На асфальте лежала скрипка. На нее надвигались колеса грузовика. Казалось, случится непоправимое, но шоферу в последний момент удалось пропустить скрипку между колесами, и она снова осталась на асфальте. Скрипку только обдало выхлопным газом и мелкими комочками снега.
Ладя изучав автомобиль «Мерседес-240», который стоял посредине мостовой на резервной зоне. Все для Ладьки куда-то исчезло — Малый зал, ансамбль, Кира Викторовна. Ладька не был плохим человеком, нет. И он никого не хотел подводить, но Ладьку помимо воли беспрерывно что-то отвлекало от того основного, чем он обязан был заниматься в данный момент. И в Консерваторию его сегодня надо было бы, очевидно, доставлять, как доставляют в магазины молоко или свежий хлеб: чтоб в закрытом виде и без остановки.

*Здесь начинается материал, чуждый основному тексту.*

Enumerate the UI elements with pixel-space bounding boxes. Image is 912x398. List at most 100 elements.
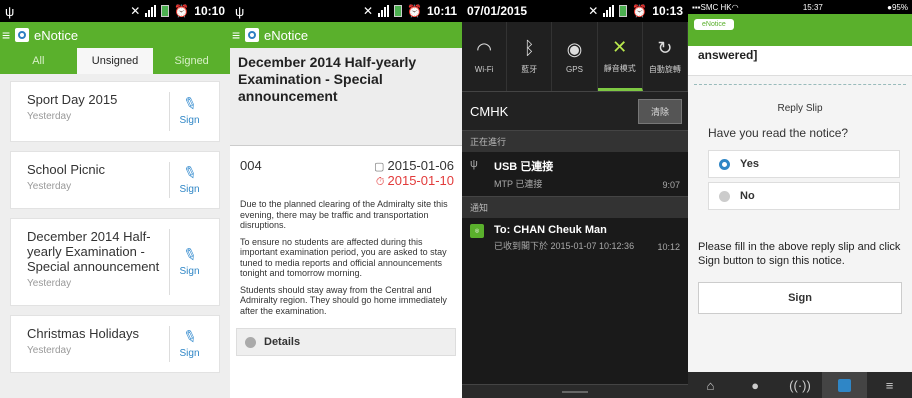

Ладя детально разглядывал «мерседес» снизу. Он знает, с чего надо разглядывать любой автомобиль. Ладька почти лежал на асфальте, подсунув под «мерседес» голову. Скрипку он положил на проезжую часть сзади себя. О ней он тоже сейчас забыл. Его интересовал «Мерседес-240». Вместо рессор — пружины, глушитель покрыт асбестом, коробка скоростей под пломбой. Крылья снизу обработаны чем-то вроде каучука, чтобы не ржавели.